My new Fast Company essay is up: Three Possible Economic Models talks a bit about what 21st century economics might look like, given certain disruptive drivers. Yes, Resilience Economics is there, but so is "Just-in-Time Socialism" and "Robonomics."

Speaking as a social futurist, not an economist, the three emerging conditions that ride high on my list of potential breaking points for the modern economy are as follows:
  1. Brittle Strength: The current global economy seems to exaggerate booms and busts, and the ongoing consolidation of corporate actors into "too big to fail" entities means that when busts happen--and they do--the system tends towards failure rather than "soft landing." It's getting harder and harder for governments to step in and serve as safety nets to prevent total collapse; the current economic downturn may well be the last one the system can stand.

  2. Griefer Economics: Information is power, especially when it comes to finance, and the increasing use of ultra-fast computers to manipulate markets (and drive out "weaker" competitors) is moving us into a world where market position isn't determined by having the best offering, but by having the best tool. Rules are gamed, opponents are beaten before they even know they're playing, and it all feels very much like living on a PvP online game server where the referees have all gone home.

  3. Robots Stole My Job!: Think you can't be replaced by a machine? Think again. Robots are becoming more dextrous, able to do a growing number of tasks requiring precision and strength, and computer systems are becoming smarter, able to tackle jobs needing pattern-matching and creative skills. Humans are still cheaper, for now, but this puts downward pressure on wages--and the old rule that new technology opens up entirely new fields of human labor won't hold true forever. Smarter, more capable machines will snap up those jobs, too.

All exaggerations, to be sure, but indicative of where trends seem to be heading. All are issues that could, over the next decade, explode in a way that pushes us to try innovative economic and social models.

Next week, I'll examine the three resulting models in more detail.


Here is a wireless communication based model of the Basic Income Guarantee that might be able to be used as a development model.

In exchange for free use of a wide section of the spectrum telecomunication companies agree to provide every adult with one free I phone like device and X hours of free usage (say 15 - 20 hours) per week. People should be able to use their phones to trade hours like money.

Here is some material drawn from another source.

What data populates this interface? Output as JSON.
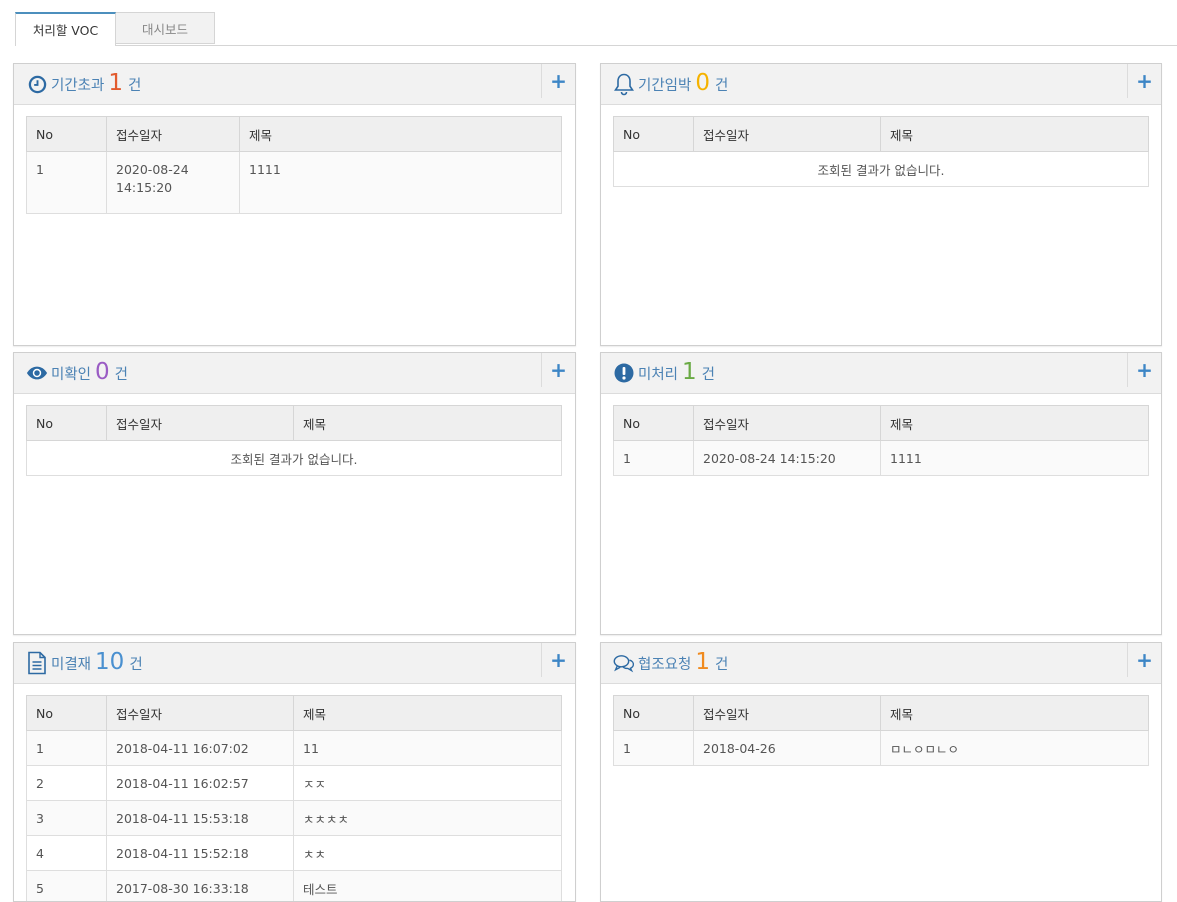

The telecoms gain several things by doing this (besides the free spectrum)
Everybody gets signed up as a customer,
The business imperative becomes getting people to collectively use more network time than is given away,
If a customer doesn't pay the bill you can deduct that many hours from the "free" time that they get for the next month.

In response to the brittle economy (or even robots stole my job), I think you'll see a rise in local microeconomies, possibly with their own currency (see http://www.npr.org/blogs/money/2009/08/we_dont_need_no_stinking_dolla.html). Max will still owe the US gov't back taxes for participating in the gift economy...

Could we really teach a robot to be as amoral or corrupt as a human being?
humans would probably be more comfortable around a robot that was amoral and corrupt. that way there feelings of mistrust could be justified.

Easier said than done.

"the increasing use of ultra-fast computers to manipulate markets (and drive out "weaker" competitors) is moving us into a world where market position isn't determined by having the best offering, but by having the best tool."

This reminds me of Hyungkee Kim's definition of "knowledge intensity of capital" in this paper:


As global finance firms and other knowledge firms increasingly "compete" with one another on terms like these, I think we can safely predict (or provocate) that capitalism is going to go through a fundamental shift in our lifetimes. The questions about how we are going to attempt to steer it are intensely political. That's why technologists really need to understand the kind of political theory you did in your recent post on Thiel.

Jamais, your work has been off the chain good lately.